Panning help

Necrology

New member
I'm new here, and I need some help on panning tracks.

How should I pan it to get a good sound.

I'm recording with a guitar through an amplifier using a peavey PVI100 Cardioid microphone and an ART preamp.
 
Thanks Mr. Smartass

That's MISTER Smar....oh....right. Anyway, since I'm avoiding work at all costs today, I'll elaborate:

Your question has no answer. In fact, I'm not even sure it's a question. What are you panning? how is it you expect to pan something to make it better? What are you recording? How many tracks? How dense/sparse? What do you want it to sound like? What bands do you like? How do they pan their stuff?

How something is panned generally has no bearing on whether it sounds 'good' or not. a well mixed song generally sounds good in mono or stereo.

Generic answer that may or may not help:
Generally think of the soundscape as a 3D space. Panning places things L to R. Volume and reverb can make things seem farther away or closer. Pitch/tone kind of places things vertically. Given that, plop things in so that it stays fairly balanced, panned as wide or narrow as you like.

And generally keep bass guitar, kick, snare and lead vocals fairly close to center, unless you are going for a particular effect.

Is that better? Scheesh! :rolleyes:
 
That's MISTER Smar....oh....right. Anyway, since I'm avoiding work at all costs today, I'll elaborate:

Your question has no answer. In fact, I'm not even sure it's a question. What are you panning? how is it you expect to pan something to make it better? What are you recording? How many tracks? How dense/sparse? What do you want it to sound like? What bands do you like?

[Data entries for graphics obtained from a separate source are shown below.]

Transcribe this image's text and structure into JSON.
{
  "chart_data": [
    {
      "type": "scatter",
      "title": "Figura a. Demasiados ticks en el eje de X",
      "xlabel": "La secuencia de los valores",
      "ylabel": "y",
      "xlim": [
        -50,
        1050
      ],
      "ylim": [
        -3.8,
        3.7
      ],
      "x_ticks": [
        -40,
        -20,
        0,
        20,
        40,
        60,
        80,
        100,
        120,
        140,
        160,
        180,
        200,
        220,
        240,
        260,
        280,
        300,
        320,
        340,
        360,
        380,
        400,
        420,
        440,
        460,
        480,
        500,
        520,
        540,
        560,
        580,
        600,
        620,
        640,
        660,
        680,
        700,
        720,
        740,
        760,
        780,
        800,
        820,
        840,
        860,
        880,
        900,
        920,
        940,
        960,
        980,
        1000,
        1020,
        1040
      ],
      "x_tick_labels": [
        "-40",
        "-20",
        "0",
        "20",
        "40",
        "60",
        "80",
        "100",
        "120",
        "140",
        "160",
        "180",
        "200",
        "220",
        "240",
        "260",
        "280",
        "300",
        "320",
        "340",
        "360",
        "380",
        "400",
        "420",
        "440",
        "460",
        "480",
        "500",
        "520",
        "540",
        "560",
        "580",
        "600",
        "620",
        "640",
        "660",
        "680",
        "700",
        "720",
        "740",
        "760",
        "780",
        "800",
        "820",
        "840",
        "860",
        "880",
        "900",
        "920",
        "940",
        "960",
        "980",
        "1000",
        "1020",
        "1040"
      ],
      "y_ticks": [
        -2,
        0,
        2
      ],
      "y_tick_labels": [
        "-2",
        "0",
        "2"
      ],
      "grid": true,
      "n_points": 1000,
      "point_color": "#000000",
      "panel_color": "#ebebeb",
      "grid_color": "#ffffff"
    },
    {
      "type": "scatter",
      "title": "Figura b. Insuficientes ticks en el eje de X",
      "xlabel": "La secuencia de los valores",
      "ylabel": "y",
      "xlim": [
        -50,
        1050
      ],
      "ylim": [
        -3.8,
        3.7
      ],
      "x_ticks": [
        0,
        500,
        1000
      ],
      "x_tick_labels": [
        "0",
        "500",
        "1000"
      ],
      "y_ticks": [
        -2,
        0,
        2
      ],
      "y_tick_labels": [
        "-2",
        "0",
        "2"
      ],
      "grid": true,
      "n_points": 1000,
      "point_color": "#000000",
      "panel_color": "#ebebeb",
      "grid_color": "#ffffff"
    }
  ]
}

How do they pan their stuff?

How something is panned generally has no bearing on whether it sounds 'good' or not. a well mixed song generally sounds good in mono or stereo.

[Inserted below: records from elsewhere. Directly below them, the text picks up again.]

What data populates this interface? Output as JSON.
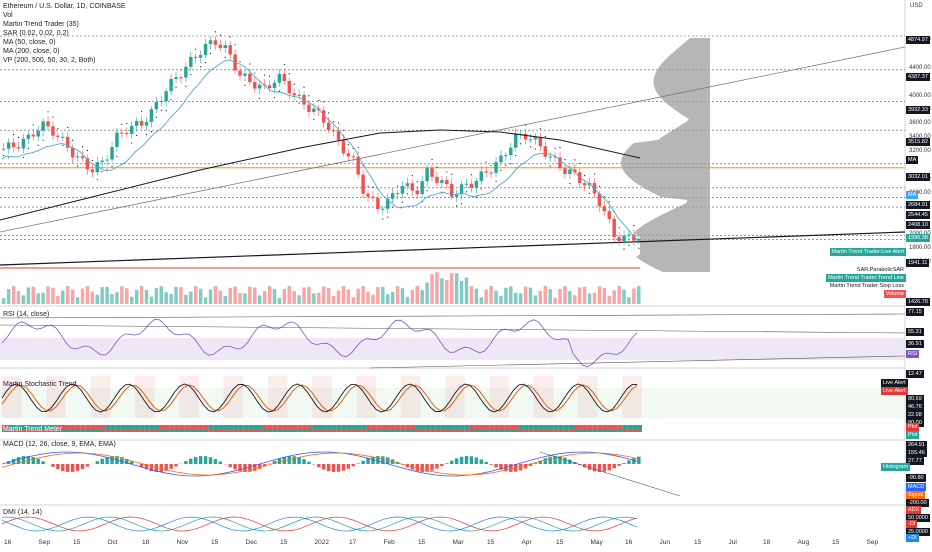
{
  "legend": {
    "symbol": "Ethereum / U.S. Dollar, 1D, COINBASE",
    "lines": [
      "Vol",
      "Martin Trend Trader (35)",
      "SAR (0.02, 0.02, 0.2)",
      "MA (50, close, 0)",
      "MA (200, close, 0)",
      "VP (200, 500, 50, 30, 2, Both)"
    ]
  },
  "currency": "USD",
  "price_axis": {
    "ticks": [
      "4800.00",
      "4400.00",
      "4000.00",
      "3800.00",
      "3600.00",
      "3400.00",
      "3200.00",
      "2800.00",
      "2600.00",
      "2000.00",
      "1800.00",
      "1600.00"
    ],
    "tags": [
      {
        "text": "4874.97",
        "color": "#131722"
      },
      {
        "text": "4387.37",
        "color": "#131722"
      },
      {
        "text": "3932.33",
        "color": "#131722"
      },
      {
        "text": "3515.82",
        "color": "#131722"
      },
      {
        "text": "MA",
        "color": "#131722"
      },
      {
        "text": "3032.01",
        "color": "#131722"
      },
      {
        "text": "MA",
        "color": "#42a5f5"
      },
      {
        "text": "2684.91",
        "color": "#131722"
      },
      {
        "text": "2544.45",
        "color": "#131722"
      },
      {
        "text": "2408.10",
        "color": "#131722"
      },
      {
        "text": "1996.38",
        "color": "#26a69a"
      },
      {
        "text": "1941.11",
        "color": "#131722"
      },
      {
        "text": "1426.78",
        "color": "#131722"
      }
    ],
    "side_tags": [
      {
        "text": "Martin Trend Trader:Live Alert",
        "color": "#26a69a"
      },
      {
        "text": "SAR:ParabolicSAR",
        "color": "#ffffff"
      },
      {
        "text": "Martin Trend Trader:Trend Line",
        "color": "#26a69a"
      },
      {
        "text": "Martin Trend Trader:Stop Loss",
        "color": "#ffffff"
      },
      {
        "text": "Volume",
        "color": "#ef5350"
      }
    ]
  },
  "rsi": {
    "title": "RSI (14, close)",
    "tags": [
      "77.15",
      "55.31",
      "36.91",
      "RSI"
    ]
  },
  "stoch": {
    "title": "Martin Stochastic Trend",
    "tags": [
      "12.47",
      "Live Alert",
      "Live Alert",
      "80.69",
      "46.76",
      "22.98",
      "80.00"
    ]
  },
  "trend_meter": {
    "title": "Martin Trend Meter",
    "tags": [
      "Plot",
      "Plot"
    ]
  },
  "macd": {
    "title": "MACD (12, 26, close, 9, EMA, EMA)",
    "tags": [
      "264.91",
      "155.46",
      "27.77",
      "Histogram",
      "-90.80",
      "MACD",
      "Signal",
      "-200.00"
    ]
  },
  "dmi": {
    "title": "DMI (14, 14)",
    "tags": [
      "ADX",
      "50.0000",
      "-DI",
      "25.0000",
      "+DI"
    ]
  },
  "dates": [
    "16",
    "Sep",
    "15",
    "Oct",
    "18",
    "Nov",
    "15",
    "Dec",
    "15",
    "2022",
    "17",
    "Feb",
    "15",
    "Mar",
    "15",
    "Apr",
    "15",
    "May",
    "16",
    "Jun",
    "15",
    "Jul",
    "18",
    "Aug",
    "15",
    "Sep"
  ],
  "chart_data": {
    "type": "line",
    "title": "Ethereum / U.S. Dollar, 1D, COINBASE",
    "close_series_approx": [
      3250,
      3300,
      3400,
      3600,
      3500,
      3300,
      3100,
      2950,
      3050,
      3400,
      3550,
      3600,
      3800,
      4100,
      4300,
      4500,
      4700,
      4800,
      4650,
      4300,
      4200,
      4100,
      4300,
      4100,
      3900,
      3800,
      3600,
      3300,
      3100,
      2600,
      2400,
      2500,
      2750,
      2600,
      2900,
      2800,
      2600,
      2700,
      2800,
      2950,
      3100,
      3400,
      3450,
      3300,
      3100,
      2950,
      2850,
      2700,
      2450,
      2000,
      1950,
      1990
    ],
    "horizontal_levels": [
      4874.97,
      4387.37,
      3932.33,
      3515.82,
      3032.01,
      2684.91,
      2544.45,
      2408.1,
      1996.38,
      1941.11,
      1426.78
    ]
  }
}
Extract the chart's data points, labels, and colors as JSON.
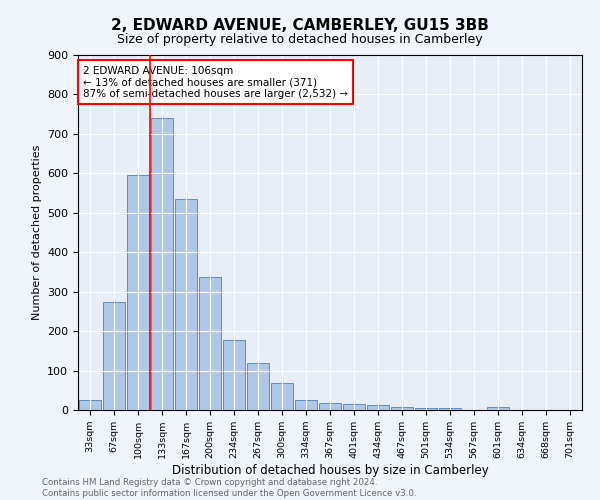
{
  "title": "2, EDWARD AVENUE, CAMBERLEY, GU15 3BB",
  "subtitle": "Size of property relative to detached houses in Camberley",
  "xlabel": "Distribution of detached houses by size in Camberley",
  "ylabel": "Number of detached properties",
  "bar_labels": [
    "33sqm",
    "67sqm",
    "100sqm",
    "133sqm",
    "167sqm",
    "200sqm",
    "234sqm",
    "267sqm",
    "300sqm",
    "334sqm",
    "367sqm",
    "401sqm",
    "434sqm",
    "467sqm",
    "501sqm",
    "534sqm",
    "567sqm",
    "601sqm",
    "634sqm",
    "668sqm",
    "701sqm"
  ],
  "bar_values": [
    25,
    275,
    595,
    740,
    535,
    338,
    178,
    118,
    68,
    25,
    18,
    15,
    12,
    8,
    6,
    5,
    0,
    8,
    0,
    0,
    0
  ],
  "bar_color": "#aec6e8",
  "bar_edge_color": "#5a8fc2",
  "vline_x": 2.5,
  "annotation_text": "2 EDWARD AVENUE: 106sqm\n← 13% of detached houses are smaller (371)\n87% of semi-detached houses are larger (2,532) →",
  "annotation_box_color": "white",
  "annotation_box_edgecolor": "red",
  "vline_color": "red",
  "ylim": [
    0,
    900
  ],
  "yticks": [
    0,
    100,
    200,
    300,
    400,
    500,
    600,
    700,
    800,
    900
  ],
  "footer_text": "Contains HM Land Registry data © Crown copyright and database right 2024.\nContains public sector information licensed under the Open Government Licence v3.0.",
  "background_color": "#f0f4fb",
  "plot_bg_color": "#e8eef8"
}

Generic answer that may or may not help:
Generally think of the soundscape as a 3D space. Panning places things L to R. Volume and reverb can make things seem farther away or closer. Pitch/tone kind of places things vertically. Given that, plop things in so that it stays fairly balanced, panned as wide or narrow as you like.

And generally keep bass guitar, kick, snare and lead vocals fairly close to center, unless you are going for a particular effect.

Is that better? Scheesh! :rolleyes:
Well, what I'm saying it that I want it to have a good heavy sound, you know, downtuned guitars with heavy distortion. I want to pan it so it'll sound good on a stereo like it was recorded in a studio. Any clearer?
 
Well, what I'm saying it that I want it to have a good heavy sound, you know, downtuned guitars with heavy distortion. I want to pan it so it'll sound good on a stereo like it was recorded in a studio. Any clearer?
Yes. If it's only a rhythm part, I'd suggest double tracking (recording two entirely seperate takes of the same part, recorded as closed to identically as possible) and panning opposite one another fairly significantly (50-100%). Start there, and adjust to taste.

Double tracked distorted rhythm guitars almost always sound better than only one.

I'll leave it to the rest of the group to offer further suggestions. Really it's 90% a matter of taste and preference.
 
Andy hit most of the high points. Double (or maybe even more) track any instrument that's designed to fill out your sound (rhythm guitars, pianos, etc).

Think of your mix as a stage. You can move instruments around by panning them left and right, and you can move them backwards by increasing reverb.

For double-tracked rhythm instruments, pan them to opposite ends of the spectrum. But I think you can still "place" them to some extent by panning them differently. (i.e. pan one track 80% left and the other 60% right to get an average of slightly left of center (I think. That's how it sounds to me, but I've never heard this from an official source)).

As a personal preference, I recommend almost never panning a part entirely to one side. I've heard so many recordings that I can't listen to because I'm only using one speaker/headphone at the time, and some important part of the sound is panned exclusively to the opposite side.
 
so then listen with both speakers.

I have good reasons for not listening with both speakers (actually headphones in every case...).

I'll be at work and not want to completely shut out the world in case someone says something to me.
I'll be commuting (by bike in San Antonio) and want to be aware of my surroundings so as to not be killed. :D

If I'm really listening closely to a recording, yeah, I'll use both speakers so I don't miss anything, but for casual listening, I prefer just one.